Friday, 24 May 2013

Portland Trail Blazers owner Paul Allen is releasing a rock album on a major label

In addition to recording his players' in-game conversations, New York Knicks owner James Dolan has been known to lay down some tracks in the studio as frontman of the "blues" band JD and the Straight Shot. While Dolan's band has only occasionally covered his work with the Knicks, it's safe to say that the majority of the band's fame comes from his off-stage associations. Nevertheless, when it comes to NBA owners with somewhat embarrassing musical careers, Dolan stands above all others.

However, it looks like a new challenger has emerged. After years as a budding amateur guitarist and benefactor of various music-oriented causes, billionaire Microsoft cofounder and Portland Trail Blazers owner Paul Allen will release his first album on August 6 via the Legacy Recordings imprint of Sony Music. From Randy Lewis for the Los Angeles Times (via Blazersedge):

“Everywhere at Once” is the introductory effort from Paul Allen and the Underthinkers. Allen, in case you’re wondering, is the same Paul Allen who back in 1975 created a little venture called Microsoft with his pal Bill Gates.

Allen, who also owns the Portland Trailblazers basketball team, has always been a music aficionado and an accomplished amateur guitarist who used a chunk of his Microsoft fortune to start the Experience Music Project museum in Seatte.

Now he’s assembled a debut album with his band, with a lot of help from other friends, including Heart’s Ann and Nancy Wilson, the Pretenders’ Chrissie Hynde, Joe Walsh, Los Lobos’ David Hidalgo, Derek Trucks, Doyle Bramhall II and Neville Brothers scion Ivan Neville.

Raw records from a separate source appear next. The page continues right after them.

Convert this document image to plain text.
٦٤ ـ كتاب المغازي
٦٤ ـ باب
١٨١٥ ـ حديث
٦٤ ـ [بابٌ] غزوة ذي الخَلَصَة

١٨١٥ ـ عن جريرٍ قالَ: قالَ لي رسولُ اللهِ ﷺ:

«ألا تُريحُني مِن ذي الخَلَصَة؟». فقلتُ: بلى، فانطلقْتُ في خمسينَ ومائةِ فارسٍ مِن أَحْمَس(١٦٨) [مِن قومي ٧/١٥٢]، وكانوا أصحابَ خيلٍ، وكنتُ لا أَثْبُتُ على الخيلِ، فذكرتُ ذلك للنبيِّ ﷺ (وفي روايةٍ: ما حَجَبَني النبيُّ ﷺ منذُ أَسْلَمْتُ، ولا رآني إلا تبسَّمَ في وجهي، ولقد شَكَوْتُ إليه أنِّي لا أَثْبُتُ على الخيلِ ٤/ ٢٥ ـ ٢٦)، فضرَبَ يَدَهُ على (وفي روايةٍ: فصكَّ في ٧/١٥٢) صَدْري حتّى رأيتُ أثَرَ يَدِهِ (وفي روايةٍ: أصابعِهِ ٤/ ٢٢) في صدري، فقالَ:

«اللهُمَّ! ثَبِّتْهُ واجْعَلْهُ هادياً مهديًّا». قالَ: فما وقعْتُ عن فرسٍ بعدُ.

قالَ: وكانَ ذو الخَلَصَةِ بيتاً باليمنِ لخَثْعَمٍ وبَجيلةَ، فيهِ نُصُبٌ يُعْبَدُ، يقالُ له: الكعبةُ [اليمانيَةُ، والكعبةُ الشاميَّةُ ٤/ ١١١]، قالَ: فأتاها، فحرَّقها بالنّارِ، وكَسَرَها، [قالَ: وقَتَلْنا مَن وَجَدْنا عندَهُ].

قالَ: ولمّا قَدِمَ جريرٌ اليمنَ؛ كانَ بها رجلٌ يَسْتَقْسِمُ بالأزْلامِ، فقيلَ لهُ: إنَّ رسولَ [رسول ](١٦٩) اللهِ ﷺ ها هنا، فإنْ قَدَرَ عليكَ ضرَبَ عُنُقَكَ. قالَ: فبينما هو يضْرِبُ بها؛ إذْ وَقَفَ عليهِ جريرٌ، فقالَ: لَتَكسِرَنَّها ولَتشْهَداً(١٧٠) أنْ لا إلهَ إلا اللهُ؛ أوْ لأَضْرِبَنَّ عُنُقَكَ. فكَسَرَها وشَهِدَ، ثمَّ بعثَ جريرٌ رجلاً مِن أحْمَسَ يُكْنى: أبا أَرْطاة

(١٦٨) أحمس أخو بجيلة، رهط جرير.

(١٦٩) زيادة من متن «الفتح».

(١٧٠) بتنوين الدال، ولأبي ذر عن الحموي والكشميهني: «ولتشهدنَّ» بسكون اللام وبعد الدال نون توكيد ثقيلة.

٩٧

It’s no mere vanity project for the 60-year-old billionaire -- all proceeds will go to support educational programs at the nonprofit EMP.

“I’ve rarely gone a week without picking up a guitar,” Allen wrote in his bestselling 2011 memoir, “Idea Man. “It’s more than a hobby; it gives me balance and keeps me in the moment, which can be a challenge with all the projects I’m pursuing at any one time… I take music with me wherever I go.”

It's nice that Allen can find this release from his hectic lifestyle. Sometimes, when nabbing coveted superyacht docking spaces gets to be too much, a man has to sit back and rock out with some very famous friends.

Yet, with all due respect, to Mr. Lewis, this album is essentially the definition of a vanity project. Allen might be a very good guitarist, but it's pretty clear that this album only exists because he has ungodly amounts of money. While it's nice that he's giving any proceeds to charity, he also likely put up the costs of production himself, which means he easily could have given the money directly to these causes if that were the ultimate goal. Allen made the album because he wanted to record a bunch of tracks with classic rock stars, and any other justification seems a little silly.

Of course, if this project is about Allen's ego, it'd also be interesting to hear if Dolan feels threatened by this record. Do JD and the Straight Shot consider this their turf? Is he offended that Chrissie Hynde wouldn't appear on any of his songs? Or is Dolan a musical purist who considers the competition immaterial when groovy tunes can be so powerful?